Trigger Warnings

August 31, 2012
By Anonymous

At the age of seventeen, I had my first flashback. My eyes rolled back in my head under my eyelids. I didn’t have complete use of my limbs. I felt the urge to fight. I knew again what it was like to be a small child. I was dependent and powerless and then it happened: I was betrayed. I couldn’t see clear enough to know what was happening to me, but I knew it was wrong and I knew I didn’t want it and I could sense all around me the shame of the adult who was with me.

Since that first flashback, I’ve had more. For a while, I lived in constant fear of it happening. It would come suddenly, when my boyfriend would do something unexpected or I would get hurt during sex. One time he accidentally put his arm down on my windpipe in the exact way that it happened over and over in my mind. One time his breath smelled like alcohol and a certain feeling of his lips on mine turned him into “that man.” The one in my nightmares.

My boyfriend is an amazing man. He is my hero and my inspiration, but just the faintest hint of liquor on his breath may or may not turn him into a demon in my mind. When he turns into a demon, I need to fight. His arms around me are a prison, not a home. I might hit or push him to free myself. Or, I might shut down and lose myself for minutes at a time, tiny and safe inside the fortress of my mind. And by the way, my first flashback happened because of a scene in a book. Just one paragraph opened the floodgates.

Needless to say, the conversation about trigger warnings is an intensely personal one for me. I’m all about choice, so if trigger warnings are useful for people then they should use them, but it’s impossible to censor the world. There are a lot of people like me, with traumatic experiences at the edges of their consciousness. We are all triggered by different things. You cannot control everything around you, and pretending that you can is a delusion.

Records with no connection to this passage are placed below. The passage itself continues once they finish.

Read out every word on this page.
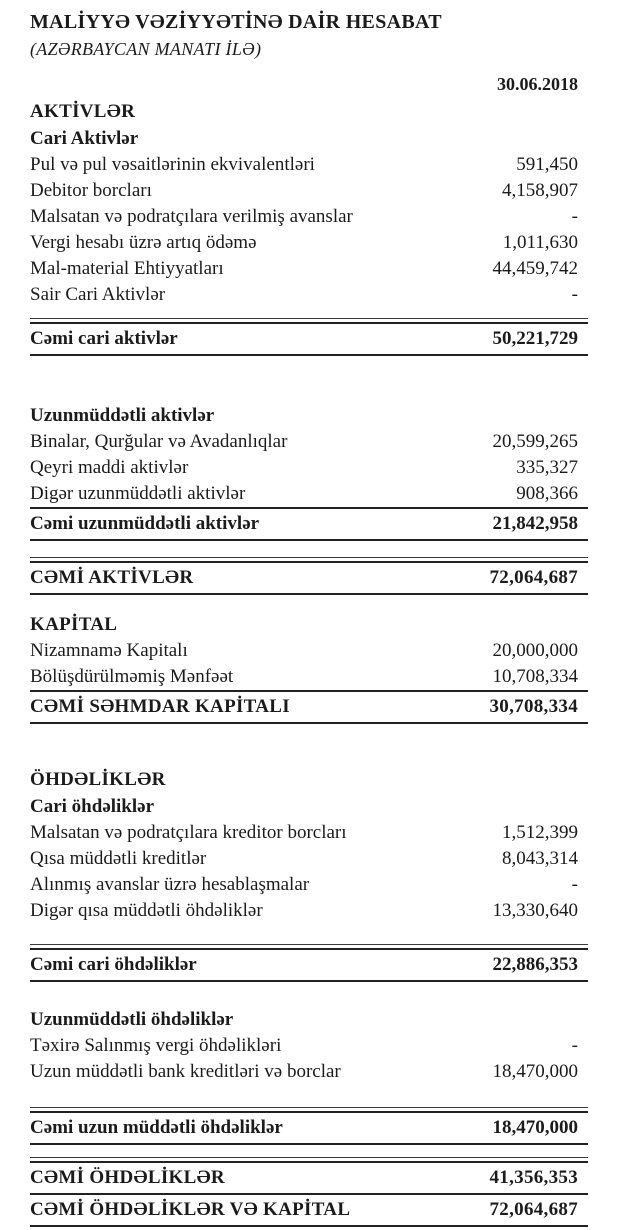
MALİYYƏ VƏZİYYƏTİNƏ DAİR HESABAT
(AZƏRBAYCAN MANATI İLƏ)
30.06.2018
AKTİVLƏR
Cari Aktivlər
Pul və pul vəsaitlərinin ekvivalentləri	591,450
Debitor borcları	4,158,907
Malsatan və podratçılara verilmiş avanslar	-
Vergi hesabı üzrə artıq ödəmə	1,011,630
Mal-material Ehtiyyatları	44,459,742
Sair Cari Aktivlər	-
Cəmi cari aktivlər	50,221,729
Uzunmüddətli aktivlər
Binalar, Qurğular və Avadanlıqlar	20,599,265
Qeyri maddi aktivlər	335,327
Digər uzunmüddətli aktivlər	908,366
Cəmi uzunmüddətli aktivlər	21,842,958
CƏMİ AKTİVLƏR	72,064,687
KAPİTAL
Nizamnamə Kapitalı	20,000,000
Bölüşdürülməmiş Mənfəət	10,708,334
CƏMİ SƏHMDAR KAPİTALI	30,708,334
ÖHDƏLİKLƏR
Cari öhdəliklər
Malsatan və podratçılara kreditor borcları	1,512,399
Qısa müddətli kreditlər	8,043,314
Alınmış avanslar üzrə hesablaşmalar	-
Digər qısa müddətli öhdəliklər	13,330,640
Cəmi cari öhdəliklər	22,886,353
Uzunmüddətli öhdəliklər
Təxirə Salınmış vergi öhdəlikləri	-
Uzun müddətli bank kreditləri və borclar	18,470,000
Cəmi uzun müddətli öhdəliklər	18,470,000
CƏMİ ÖHDƏLİKLƏR	41,356,353
CƏMİ ÖHDƏLİKLƏR VƏ KAPİTAL	72,064,687
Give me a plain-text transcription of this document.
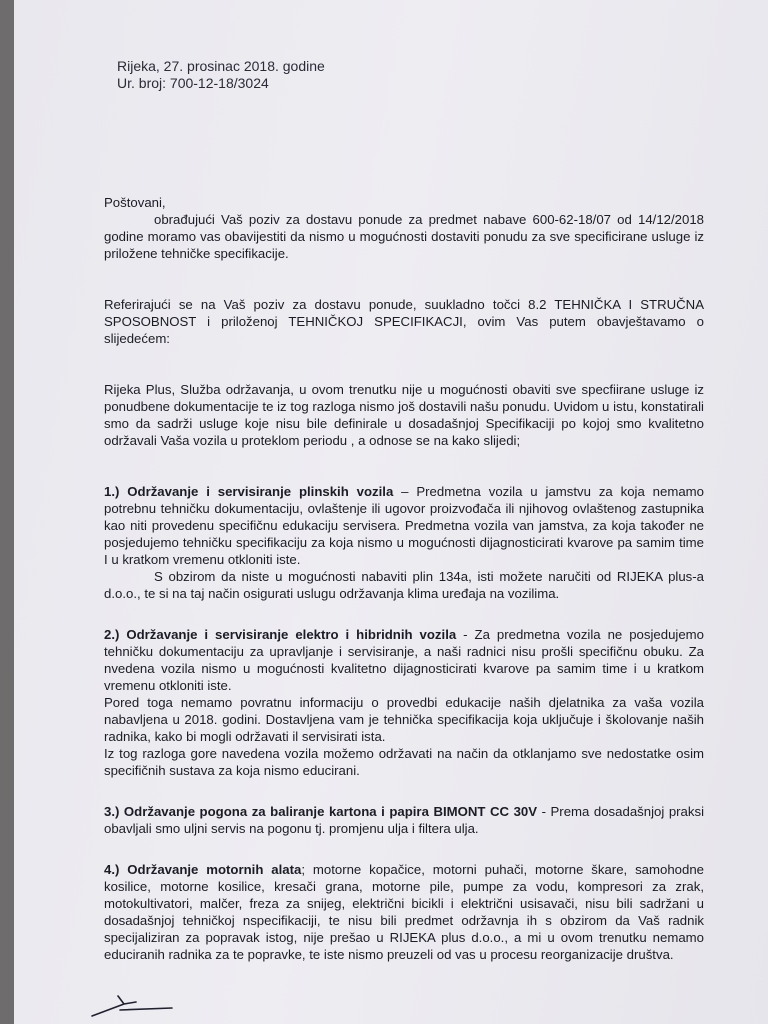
Rijeka, 27. prosinac 2018. godine
Ur. broj: 700-12-18/3024

Poštovani,

obrađujući Vaš poziv za dostavu ponude za predmet nabave 600-62-18/07 od 14/12/2018 godine moramo vas obavijestiti da nismo u mogućnosti dostaviti ponudu za sve specificirane usluge iz priložene tehničke specifikacije.

Referirajući se na Vaš poziv za dostavu ponude, suukladno točci 8.2 TEHNIČKA I STRUČNA SPOSOBNOST i priloženoj TEHNIČKOJ SPECIFIKACJI, ovim Vas putem obavještavamo o slijedećem:

Rijeka Plus, Služba održavanja, u ovom trenutku nije u mogućnosti obaviti sve specfiirane usluge iz ponudbene dokumentacije te iz tog razloga nismo još dostavili našu ponudu. Uvidom u istu, konstatirali smo da sadrži usluge koje nisu bile definirale u dosadašnjoj Specifikaciji po kojoj smo kvalitetno održavali Vaša vozila u proteklom periodu , a odnose se na kako slijedi;

1.) Održavanje i servisiranje plinskih vozila – Predmetna vozila u jamstvu za koja nemamo potrebnu tehničku dokumentaciju, ovlaštenje ili ugovor proizvođača ili njihovog ovlaštenog zastupnika kao niti provedenu specifičnu edukaciju servisera. Predmetna vozila van jamstva, za koja također ne posjedujemo tehničku specifikaciju za koja nismo u mogućnosti dijagnosticirati kvarove pa samim time I u kratkom vremenu otkloniti iste.

S obzirom da niste u mogućnosti nabaviti plin 134a, isti možete naručiti od RIJEKA plus-a d.o.o., te si na taj način osigurati uslugu održavanja klima uređaja na vozilima.

2.) Održavanje i servisiranje elektro i hibridnih vozila - Za predmetna vozila ne posjedujemo tehničku dokumentaciju za upravljanje i servisiranje, a naši radnici nisu prošli specifičnu obuku. Za nvedena vozila nismo u mogućnosti kvalitetno dijagnosticirati kvarove pa samim time i u kratkom vremenu otkloniti iste.

Pored toga nemamo povratnu informaciju o provedbi edukacije naših djelatnika za vaša vozila nabavljena u 2018. godini. Dostavljena vam je tehnička specifikacija koja uključuje i školovanje naših radnika, kako bi mogli održavati il servisirati ista.

Iz tog razloga gore navedena vozila možemo održavati na način da otklanjamo sve nedostatke osim specifičnih sustava za koja nismo educirani.

3.) Održavanje pogona za baliranje kartona i papira BIMONT CC 30V - Prema dosadašnjoj praksi obavljali smo uljni servis na pogonu tj. promjenu ulja i filtera ulja.

4.) Održavanje motornih alata; motorne kopačice, motorni puhači, motorne škare, samohodne kosilice, motorne kosilice, kresači grana, motorne pile, pumpe za vodu, kompresori za zrak, motokultivatori, malčer, freza za snijeg, električni bicikli i električni usisavači, nisu bili sadržani u dosadašnjoj tehničkoj nspecifikaciji, te nisu bili predmet održavnja ih s obzirom da Vaš radnik specijaliziran za popravak istog, nije prešao u RIJEKA plus d.o.o., a mi u ovom trenutku nemamo educiranih radnika za te popravke, te iste nismo preuzeli od vas u procesu reorganizacije društva.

Though I was terrified of my flashbacks for years (I still am, to be honest), coming into contact with triggers has forced me to accept who I am and to learn how to live a normal life. Trying to control every joke that anyone makes or predicting the content of every TV show that comes on while I’m flipping through the channels is impossible. And, of course, experimenting with triggers in a safe environment with a loved one or trusted partner/friend can ultimately set you on the path towards healing. That book that I read didn’t come with a trigger warning, but if I had never been triggered I would never have started to heal. The person I am today has learned from her experiences and is stronger for it.

This is my contribution to the conversation. This is the first time I’ve told my story this way. Please speak out, learn, and keep an open mind.

The author's comments:
This piece was a response to "The Illusion of Safety," by Roxane Gay.